Although I have been called upon to give presentations many times when I was working for a living, I have never regarded myself as a natural public speaker, and my compensation for this is to put a great deal of effort into the preparation. However, I felt that this preparatory work got off to a strong start with my choice of a title, High Speed Two: is it on the right track? Who can resist a pun? It was about two days before I was due to give the talk that I learned that the title of the latest House of Commons Transport Committee report on HS2, due to be published the day following my big night, was High speed rail: on track? – that was a trifle disconcerting, but at least I would be able to claim that I used it first. Anyway by the time that I realised that my title was not as clever and original as I had thought, it was too late to turn back; all of the hard work had been put in, and I had a set of presentation slides on my iPad that I was fairly pleased with.
The venue for the talk was the Engineering and Computing Building at Coventry University, a magnificent £55m state-of-the-art facility opened last year. When I duly arrived two weeks before Christmas – not the best time at which to expect people to attend an evening event – the lecture theatre proved to be something of a bear pit. It reminded me of one of the old teaching operating theatres, with students looking down from on high at the surgeon and poor patient below. The space seemed designed to intimidate the most-hardened of presenters.
Since I was talking to an audience that was likely to contain a high proportion of engineers, I had directed my pitch at looking at HS2 as an engineering solution, and giving my view that it had a number of shortcomings in this respect. That had seemed the right way forward when I was preparing for the talk, but as I stood there looking at the tiered, blue-upholstered seats and their occupants that were before me, I must confess that I was full of trepidation, despite the handful of faces that I recognised as members of our campaign who had turned out to give me much-needed support. After all, this was bound to be an intelligent and questioning audience, unlikely to be fobbed off with any unsubstantiated claims that I might try to make. However, at least I had the assurance that I had done my homework and had the facts and figures to hand to back up my views.
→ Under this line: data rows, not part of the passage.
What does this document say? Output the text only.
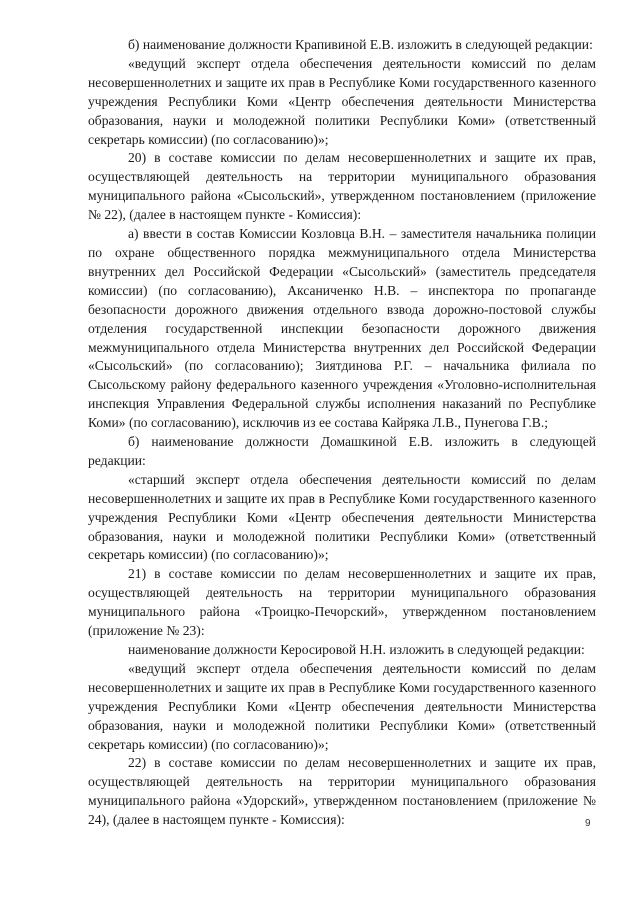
б) наименование должности Крапивиной Е.В. изложить в следующей редакции:

«ведущий эксперт отдела обеспечения деятельности комиссий по делам несовершеннолетних и защите их прав в Республике Коми государственного казенного учреждения Республики Коми «Центр обеспечения деятельности Министерства образования, науки и молодежной политики Республики Коми» (ответственный секретарь комиссии) (по согласованию)»;

20) в составе комиссии по делам несовершеннолетних и защите их прав, осуществляющей деятельность на территории муниципального образования муниципального района «Сысольский», утвержденном постановлением (приложение № 22), (далее в настоящем пункте - Комиссия):

а) ввести в состав Комиссии Козловца В.Н. – заместителя начальника полиции по охране общественного порядка межмуниципального отдела Министерства внутренних дел Российской Федерации «Сысольский» (заместитель председателя комиссии) (по согласованию), Аксаниченко Н.В. – инспектора по пропаганде безопасности дорожного движения отдельного взвода дорожно-постовой службы отделения государственной инспекции безопасности дорожного движения межмуниципального отдела Министерства внутренних дел Российской Федерации «Сысольский» (по согласованию); Зиятдинова Р.Г. – начальника филиала по Сысольскому району федерального казенного учреждения «Уголовно-исполнительная инспекция Управления Федеральной службы исполнения наказаний по Республике Коми» (по согласованию), исключив из ее состава Кайряка Л.В., Пунегова Г.В.;

б) наименование должности Домашкиной Е.В. изложить в следующей редакции:

«старший эксперт отдела обеспечения деятельности комиссий по делам несовершеннолетних и защите их прав в Республике Коми государственного казенного учреждения Республики Коми «Центр обеспечения деятельности Министерства образования, науки и молодежной политики Республики Коми» (ответственный секретарь комиссии) (по согласованию)»;

21) в составе комиссии по делам несовершеннолетних и защите их прав, осуществляющей деятельность на территории муниципального образования муниципального района «Троицко-Печорский», утвержденном постановлением (приложение № 23):

наименование должности Керосировой Н.Н. изложить в следующей редакции:

«ведущий эксперт отдела обеспечения деятельности комиссий по делам несовершеннолетних и защите их прав в Республике Коми государственного казенного учреждения Республики Коми «Центр обеспечения деятельности Министерства образования, науки и молодежной политики Республики Коми» (ответственный секретарь комиссии) (по согласованию)»;

22) в составе комиссии по делам несовершеннолетних и защите их прав, осуществляющей деятельность на территории муниципального образования муниципального района «Удорский», утвержденном постановлением (приложение № 24), (далее в настоящем пункте - Комиссия):	9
Once I had started, adrenalin and autopilot took over and I heard somebody – I wasn’t even sure that it was me – talking. He seemed to sound fairly assured, so I left him to it. I swear that I had an out-of-body experience at one point, looking down on this chap going on about HS2 Phase 1 being over-provisioned with seats.
What, I hear you ask, did I say?
After a very brief overview of the HS2 proposal – after all that was Andrew Coombes’ territory, not mine – I launched into my first main topic, which was the engineering and environmental consequences of meeting the journey time objective that had been set by the business plan. I reminded my audience of what the IET had said in paragraph 6.2 of its response to the 2011 consultation:
“… no analysis has been presented as to why High Speed 2 requires a line speed of 400km/h, when the proximity of UK cities [and other factors] are factored in.”
I also showed examples of the fairly insignificant time penalties that would be incurred with some less environmentally damaging alternative route corridors.
I then spent some time looking at capacity issues and the impact that HS2 Phase 1 might have on traffic on the West Coast Main Line (WCML), employing an analysis of services to and from London. I explained that the WCML supports a number of distinct passenger services and freight trains, and that demand and supply on these services may be characterised using a set of measures. These measures, as I showed, indicate that the most crowded services currently are suburban commuter trains, followed by long-distance commuter trains, and that more train paths are also needed for freight services.